Tension between unionist hearts and pockets as relevant today as 100 years ago

Diarmaid Ferriter: In 1921 many also thought trade would provide impetus for Irish unity

   Britain’s Brexit minister David Frost: the Northern Ireland protocol needs to be urgently altered, partly because of substantial growth in trade between the North and South. Photograph: Paul Ellis

Britain’s Brexit minister David Frost: the Northern Ireland protocol needs to be urgently altered, partly because of substantial growth in trade between the North and South. Photograph: Paul Ellis

One hundred years ago today, Sinn Féin negotiators embarked on a voyage to London that would ultimately result in the signing of the Anglo-Irish Treaty two months later, a decision with consequences that reverberate to this day. Contemporary media coverage captured the mix of anxiety, hope and expectation that accompanied the delegation; when crowds assembled at 10 Downing Street for the formal beginning of dialogue some voices asked “Shall we have a republic?” Others knelt and recited the rosary.

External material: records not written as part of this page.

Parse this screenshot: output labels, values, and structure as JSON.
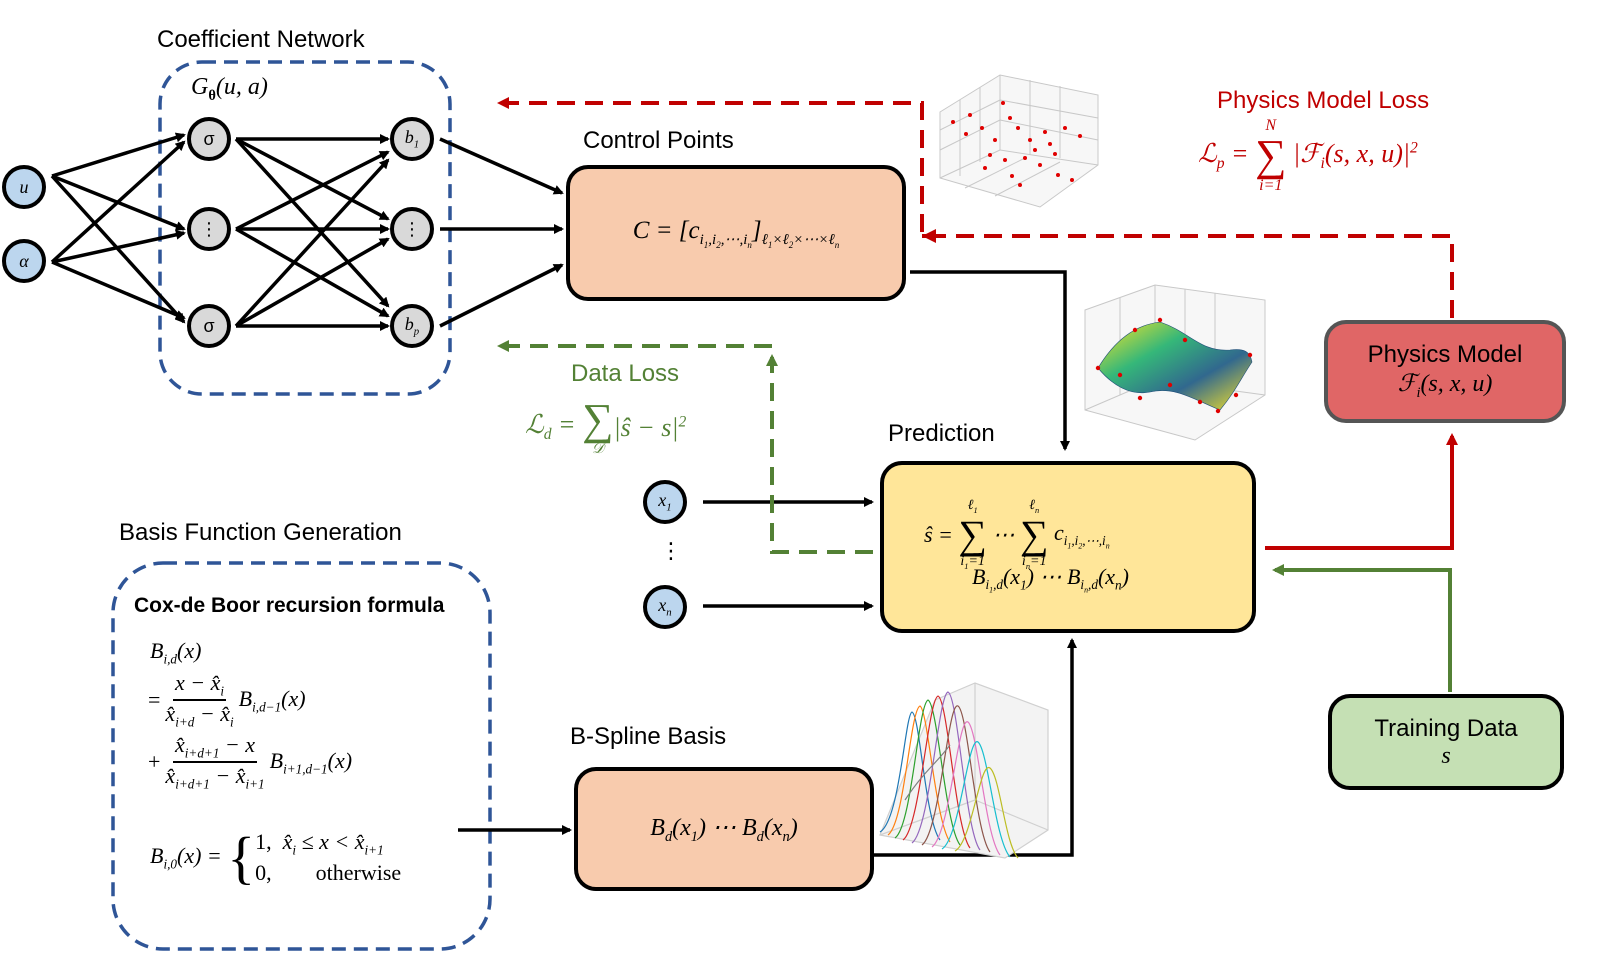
{
  "coefficient_network": {
    "title": "Coefficient Network",
    "function_label": "Gθ(u, a)",
    "inputs": [
      "u",
      "α"
    ],
    "hidden": [
      "σ",
      "⋮",
      "σ"
    ],
    "outputs": [
      "b1",
      "⋮",
      "bp"
    ]
  },
  "control_points": {
    "title": "Control Points",
    "formula": "C = [c i1,i2,⋯,in ] ℓ1×ℓ2×⋯×ℓn",
    "fill": "#f8cbad"
  },
  "physics_loss": {
    "title": "Physics Model Loss",
    "formula": "Lp = ∑ i=1..N |Fi(s, x, u)|²",
    "color": "#c00000"
  },
  "physics_model": {
    "title": "Physics Model",
    "formula": "Fi(s, x, u)",
    "fill": "#e06666"
  },
  "data_loss": {
    "title": "Data Loss",
    "formula": "Ld = ∑ D |ŝ − s|²",
    "color": "#538135"
  },
  "prediction": {
    "title": "Prediction",
    "formula_line1": "ŝ = ∑ i1=1..ℓ1 ⋯ ∑ in=1..ℓn c i1,i2,⋯,in",
    "formula_line2": "B i1,d(x1) ⋯ B in,d(xn)",
    "fill": "#ffe699"
  },
  "x_inputs": [
    "x1",
    "⋮",
    "xn"
  ],
  "basis_generation": {
    "title": "Basis Function Generation",
    "subtitle": "Cox-de Boor recursion formula",
    "line1": "Bi,d(x)",
    "line2": "= (x − x̂i)/(x̂i+d − x̂i) Bi,d−1(x)",
    "line3": "+ (x̂i+d+1 − x)/(x̂i+d+1 − x̂i+1) Bi+1,d−1(x)",
    "line4": "Bi,0(x) = {1, x̂i ≤ x < x̂i+1 ; 0, otherwise}",
    "case1_val": "1,",
    "case2_val": "0,",
    "case2_text": "otherwise"
  },
  "bspline_basis": {
    "title": "B-Spline Basis",
    "formula": "Bd(x1) ⋯ Bd(xn)",
    "fill": "#f8cbad"
  },
  "training_data": {
    "title": "Training Data",
    "symbol": "s",
    "fill": "#c5e0b4"
  },
  "colors": {
    "dashed_blue": "#2f5597",
    "red": "#c00000",
    "green": "#538135"
  }
}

There was no chance of a republic, but the British prime minister, David Lloyd George, was clear in his objective: he reminded his colleagues during the negotiations “we are after a settlement”. Whether the weight of that desire could withstand the pressures the Irish delegates were under in relation to Ulster and the Irish relationship with the crown, and the strain generated by his position as head of a coalition government that contained both moderates and Tories described as “diehards” in relation to Ireland, remained a fraught question throughout.